J’arrivai dans ce village le 28 janvier, par un temps de brume. Il est le dernier de la vallée et pendant trois mois, il demeure presque constamment dans le cône d’ombre des cimes qui forment la frontière. Elles m’apparurent de loin, ces cimes, cuirassées de glace, couronnées de hauts brouillards immobiles, en forme d’arcs.

Le village, lui, me fut brusquement dévoilé, à la lisière d’un banc de vapeurs. Une famille de basses maisons jaunâtres avait surgi, immatérielle, suspendue au milieu d’un néant neigeux. Un souffle d’air eût pu, semblait-il, chasser l’apparition.

Un soleil hâtif la frôlait, sans insister, comme une main qui se promène sur la figure d’un enfant, vite, touchant le front, le bout du nez et le menton. Le nuage se referma tout de suite, et c’est dans l’obscur enveloppement des vapeurs jaunes que j’atteignis l’auberge.

Dans la cuisine, une fille hâlée, coiffée d’un mouchoir à fleurs rouges, se chauffait, le dos voûté, toussant parfois.

— C’est une Italienne, me dit le patron. Elle nous est arrivée il y a trois jours, à moitié morte de froid. Elle est venue du Piémont, par la haute passe qui est à plus de deux mille mètres… Elle vous contera ça.

Et le soir, devant le feu qu’elle semblait ne pouvoir se résoudre à quitter, la fille me « conta ça » d’une voix monotone.

— Je suis de Perosa, en Piémont. Mon oncle était Sanmartino, le ferblantier. Notre famille est bien connue dans le pays.

Mon oncle n’avait pas de travail. Il voulait passer en France et s’embaucher à Embrun. Son fils Marco et moi, nous nous serions placés à maître chez des paysans. La saison n’est point bonne pour traverser le col, mais la misère était trop grande ; nous ne pouvions pas attendre l’été.

L’oncle connaissait le chemin ; il avait souvent passé des moutons par là-haut, en automne. On partit donc tous les trois, un samedi matin et, montant jusqu’au soir, on arriva au bout de la vallée.

On coucha dans une étable, chez des montagnards qui habitent des huttes de pierres sèches. Ils parlent un patois que personne ne comprend et ils mangent de la bouillie noire qui sent le bouc. L’oncle se moquait d’eux, mais il buvait tout de même leur vin rouge, un gros vin épais qui porte à la tête.

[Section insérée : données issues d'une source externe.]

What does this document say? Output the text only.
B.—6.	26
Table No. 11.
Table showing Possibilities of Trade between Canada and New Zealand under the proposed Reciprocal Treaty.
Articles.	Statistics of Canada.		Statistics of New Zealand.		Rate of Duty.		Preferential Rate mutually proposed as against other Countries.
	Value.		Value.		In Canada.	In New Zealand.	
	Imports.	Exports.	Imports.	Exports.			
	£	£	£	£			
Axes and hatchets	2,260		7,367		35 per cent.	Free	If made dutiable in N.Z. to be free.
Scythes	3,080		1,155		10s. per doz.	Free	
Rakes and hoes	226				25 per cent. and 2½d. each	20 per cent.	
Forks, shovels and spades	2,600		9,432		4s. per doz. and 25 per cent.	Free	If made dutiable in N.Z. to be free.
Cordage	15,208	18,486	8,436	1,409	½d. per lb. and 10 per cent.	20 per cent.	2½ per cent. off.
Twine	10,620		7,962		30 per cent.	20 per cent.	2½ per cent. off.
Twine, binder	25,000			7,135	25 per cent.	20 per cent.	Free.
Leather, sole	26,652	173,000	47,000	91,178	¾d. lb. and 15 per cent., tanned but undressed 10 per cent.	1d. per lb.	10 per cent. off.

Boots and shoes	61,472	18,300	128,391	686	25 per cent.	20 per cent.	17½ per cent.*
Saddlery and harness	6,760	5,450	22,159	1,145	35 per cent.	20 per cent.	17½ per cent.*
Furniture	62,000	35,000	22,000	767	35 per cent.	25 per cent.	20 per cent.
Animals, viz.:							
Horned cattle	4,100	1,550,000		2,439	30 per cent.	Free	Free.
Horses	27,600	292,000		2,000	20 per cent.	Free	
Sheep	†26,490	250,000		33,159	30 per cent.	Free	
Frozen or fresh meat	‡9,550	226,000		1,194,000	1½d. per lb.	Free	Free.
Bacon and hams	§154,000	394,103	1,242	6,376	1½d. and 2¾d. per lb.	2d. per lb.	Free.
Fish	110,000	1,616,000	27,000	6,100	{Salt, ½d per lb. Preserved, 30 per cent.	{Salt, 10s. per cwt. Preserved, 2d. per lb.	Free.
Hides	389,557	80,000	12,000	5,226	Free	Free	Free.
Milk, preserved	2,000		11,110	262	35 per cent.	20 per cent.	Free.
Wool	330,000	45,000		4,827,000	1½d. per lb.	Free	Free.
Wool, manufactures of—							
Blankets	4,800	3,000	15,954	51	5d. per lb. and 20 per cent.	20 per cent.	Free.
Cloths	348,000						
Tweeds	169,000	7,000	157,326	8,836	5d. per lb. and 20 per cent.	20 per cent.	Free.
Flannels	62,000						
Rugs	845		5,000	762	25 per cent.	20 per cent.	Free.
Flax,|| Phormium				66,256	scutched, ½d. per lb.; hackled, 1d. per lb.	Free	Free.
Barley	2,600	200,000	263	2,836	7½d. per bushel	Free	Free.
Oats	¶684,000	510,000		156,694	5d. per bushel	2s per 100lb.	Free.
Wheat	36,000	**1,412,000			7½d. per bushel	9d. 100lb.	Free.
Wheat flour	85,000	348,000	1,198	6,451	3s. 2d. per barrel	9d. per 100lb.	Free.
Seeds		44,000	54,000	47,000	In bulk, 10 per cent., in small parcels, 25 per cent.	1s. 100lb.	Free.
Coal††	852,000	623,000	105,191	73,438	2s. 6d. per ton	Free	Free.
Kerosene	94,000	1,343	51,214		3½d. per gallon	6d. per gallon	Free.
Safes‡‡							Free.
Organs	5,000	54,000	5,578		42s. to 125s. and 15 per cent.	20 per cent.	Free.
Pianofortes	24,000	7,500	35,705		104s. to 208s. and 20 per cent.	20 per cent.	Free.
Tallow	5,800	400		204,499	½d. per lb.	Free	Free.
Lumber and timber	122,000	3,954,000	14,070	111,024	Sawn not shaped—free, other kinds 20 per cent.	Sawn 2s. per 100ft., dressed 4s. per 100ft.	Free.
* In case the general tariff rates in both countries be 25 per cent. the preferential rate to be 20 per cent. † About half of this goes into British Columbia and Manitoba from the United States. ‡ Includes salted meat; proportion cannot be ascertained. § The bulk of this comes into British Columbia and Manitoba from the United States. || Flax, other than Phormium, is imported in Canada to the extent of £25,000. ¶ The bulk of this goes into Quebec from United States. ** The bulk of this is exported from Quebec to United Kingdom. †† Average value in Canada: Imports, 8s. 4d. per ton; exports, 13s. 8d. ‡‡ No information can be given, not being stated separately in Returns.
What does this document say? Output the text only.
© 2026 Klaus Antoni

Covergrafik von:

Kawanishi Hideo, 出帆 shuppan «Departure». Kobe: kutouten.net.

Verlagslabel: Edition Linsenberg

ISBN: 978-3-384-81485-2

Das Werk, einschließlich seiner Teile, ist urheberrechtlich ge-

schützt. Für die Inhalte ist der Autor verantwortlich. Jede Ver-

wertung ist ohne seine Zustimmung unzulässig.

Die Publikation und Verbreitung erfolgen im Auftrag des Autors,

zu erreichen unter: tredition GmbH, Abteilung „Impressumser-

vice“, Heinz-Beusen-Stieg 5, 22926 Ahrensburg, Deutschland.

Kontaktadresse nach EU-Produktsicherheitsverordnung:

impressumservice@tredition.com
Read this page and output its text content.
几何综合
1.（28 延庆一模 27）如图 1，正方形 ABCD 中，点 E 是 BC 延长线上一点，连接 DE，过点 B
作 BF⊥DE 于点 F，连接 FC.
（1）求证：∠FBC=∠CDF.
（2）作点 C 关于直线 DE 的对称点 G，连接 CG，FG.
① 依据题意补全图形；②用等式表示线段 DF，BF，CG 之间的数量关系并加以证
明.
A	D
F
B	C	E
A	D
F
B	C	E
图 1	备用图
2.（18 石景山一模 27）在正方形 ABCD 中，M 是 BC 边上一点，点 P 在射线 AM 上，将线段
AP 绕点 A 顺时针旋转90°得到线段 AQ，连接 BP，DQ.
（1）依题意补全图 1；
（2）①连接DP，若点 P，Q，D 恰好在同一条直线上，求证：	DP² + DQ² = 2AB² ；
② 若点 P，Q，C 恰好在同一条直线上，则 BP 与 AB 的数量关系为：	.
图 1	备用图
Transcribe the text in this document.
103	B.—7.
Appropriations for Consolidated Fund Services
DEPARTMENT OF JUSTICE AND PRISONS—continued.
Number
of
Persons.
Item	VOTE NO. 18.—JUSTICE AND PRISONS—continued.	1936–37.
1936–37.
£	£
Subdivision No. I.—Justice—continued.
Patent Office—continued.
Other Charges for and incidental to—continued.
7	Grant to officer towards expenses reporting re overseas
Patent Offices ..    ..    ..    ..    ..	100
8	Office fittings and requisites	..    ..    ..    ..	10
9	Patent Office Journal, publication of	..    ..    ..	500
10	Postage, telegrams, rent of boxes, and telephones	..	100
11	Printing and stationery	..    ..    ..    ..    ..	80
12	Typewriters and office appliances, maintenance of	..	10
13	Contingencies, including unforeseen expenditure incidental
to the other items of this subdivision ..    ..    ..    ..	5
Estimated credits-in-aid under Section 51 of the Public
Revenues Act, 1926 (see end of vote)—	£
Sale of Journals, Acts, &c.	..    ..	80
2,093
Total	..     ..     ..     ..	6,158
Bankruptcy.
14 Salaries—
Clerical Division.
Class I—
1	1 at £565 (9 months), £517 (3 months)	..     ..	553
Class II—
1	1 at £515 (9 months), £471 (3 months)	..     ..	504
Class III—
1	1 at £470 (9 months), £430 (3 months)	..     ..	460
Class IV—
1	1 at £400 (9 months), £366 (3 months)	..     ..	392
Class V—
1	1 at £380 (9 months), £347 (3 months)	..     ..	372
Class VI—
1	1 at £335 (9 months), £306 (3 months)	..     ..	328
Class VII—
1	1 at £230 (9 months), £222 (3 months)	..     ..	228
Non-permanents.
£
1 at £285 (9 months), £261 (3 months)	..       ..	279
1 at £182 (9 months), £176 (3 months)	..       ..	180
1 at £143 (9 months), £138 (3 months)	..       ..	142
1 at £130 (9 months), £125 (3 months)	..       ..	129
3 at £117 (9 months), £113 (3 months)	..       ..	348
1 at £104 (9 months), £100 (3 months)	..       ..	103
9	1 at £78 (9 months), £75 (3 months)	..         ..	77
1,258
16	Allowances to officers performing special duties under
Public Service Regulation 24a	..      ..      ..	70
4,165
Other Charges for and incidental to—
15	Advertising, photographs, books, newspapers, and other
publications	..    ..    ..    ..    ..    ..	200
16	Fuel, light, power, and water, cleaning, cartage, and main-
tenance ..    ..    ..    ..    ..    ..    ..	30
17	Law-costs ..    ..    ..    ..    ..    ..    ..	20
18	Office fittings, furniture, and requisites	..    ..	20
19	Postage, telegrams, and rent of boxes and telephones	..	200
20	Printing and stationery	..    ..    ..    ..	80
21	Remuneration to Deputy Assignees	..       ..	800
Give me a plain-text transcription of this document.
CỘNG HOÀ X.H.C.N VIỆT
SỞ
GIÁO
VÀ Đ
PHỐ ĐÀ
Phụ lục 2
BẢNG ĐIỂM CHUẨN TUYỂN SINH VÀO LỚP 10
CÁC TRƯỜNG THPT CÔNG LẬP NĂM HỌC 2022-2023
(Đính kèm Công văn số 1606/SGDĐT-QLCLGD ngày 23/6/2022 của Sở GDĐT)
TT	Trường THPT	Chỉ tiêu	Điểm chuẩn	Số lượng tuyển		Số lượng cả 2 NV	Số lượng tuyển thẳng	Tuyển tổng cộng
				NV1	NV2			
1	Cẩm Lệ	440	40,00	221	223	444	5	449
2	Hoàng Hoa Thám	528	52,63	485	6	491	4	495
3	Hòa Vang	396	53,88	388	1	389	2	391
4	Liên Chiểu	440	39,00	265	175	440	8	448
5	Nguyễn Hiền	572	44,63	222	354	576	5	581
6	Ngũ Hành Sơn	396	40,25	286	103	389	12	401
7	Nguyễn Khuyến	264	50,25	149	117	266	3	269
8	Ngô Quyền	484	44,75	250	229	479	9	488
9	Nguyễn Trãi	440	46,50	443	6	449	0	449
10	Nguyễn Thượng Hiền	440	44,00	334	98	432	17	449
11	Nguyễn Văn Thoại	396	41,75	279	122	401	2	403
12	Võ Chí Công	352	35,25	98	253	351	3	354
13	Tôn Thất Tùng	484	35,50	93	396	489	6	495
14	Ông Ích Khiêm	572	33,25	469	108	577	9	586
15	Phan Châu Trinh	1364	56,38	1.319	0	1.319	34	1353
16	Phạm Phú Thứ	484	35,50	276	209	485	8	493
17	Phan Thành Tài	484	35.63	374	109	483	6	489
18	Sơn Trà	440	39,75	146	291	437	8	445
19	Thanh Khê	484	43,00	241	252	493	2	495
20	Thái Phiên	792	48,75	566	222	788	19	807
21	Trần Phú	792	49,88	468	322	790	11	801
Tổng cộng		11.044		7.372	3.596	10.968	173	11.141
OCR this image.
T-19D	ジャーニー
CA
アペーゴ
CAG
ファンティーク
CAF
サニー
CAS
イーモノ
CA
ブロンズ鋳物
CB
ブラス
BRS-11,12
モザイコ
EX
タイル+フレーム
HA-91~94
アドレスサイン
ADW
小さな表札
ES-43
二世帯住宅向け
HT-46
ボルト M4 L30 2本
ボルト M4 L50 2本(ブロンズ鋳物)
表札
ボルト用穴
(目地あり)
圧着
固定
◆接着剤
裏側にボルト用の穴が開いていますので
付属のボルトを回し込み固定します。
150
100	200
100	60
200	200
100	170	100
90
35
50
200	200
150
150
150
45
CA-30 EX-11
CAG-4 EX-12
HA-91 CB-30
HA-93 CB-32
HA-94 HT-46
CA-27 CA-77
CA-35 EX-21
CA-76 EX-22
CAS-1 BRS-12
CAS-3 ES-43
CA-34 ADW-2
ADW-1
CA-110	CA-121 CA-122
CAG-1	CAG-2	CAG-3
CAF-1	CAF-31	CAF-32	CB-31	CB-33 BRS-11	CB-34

Le lendemain matin, il y avait une drôle de brume sur les hauteurs et, de temps en temps, il vous arrivait une petite goutte froide contre la joue. Le cousin, un enfant de quinze ans, serait bien redescendu, mais l’oncle dit :

— As pas peur, c’est pas quelques nuages d’hiver qui m’arrêteront. C’est ballonné, mais ça n’a rien dans le ventre. En route !

Et on se mit à grimper.

Au bout d’une heure, il neigeait un peu ; il ne faisait pas de vent et nous n’avions pas peur. Nous nous tenions par la main et nous montions bravement, sans trop enfoncer.

— Dès qu’on sera de l’autre côté de la passe, dit l’oncle, on aura le beau.

En effet, il nous semblait voir du soleil derrière le col et j’observai même, un instant, deux jolies bandes de ciel vert, sur la France.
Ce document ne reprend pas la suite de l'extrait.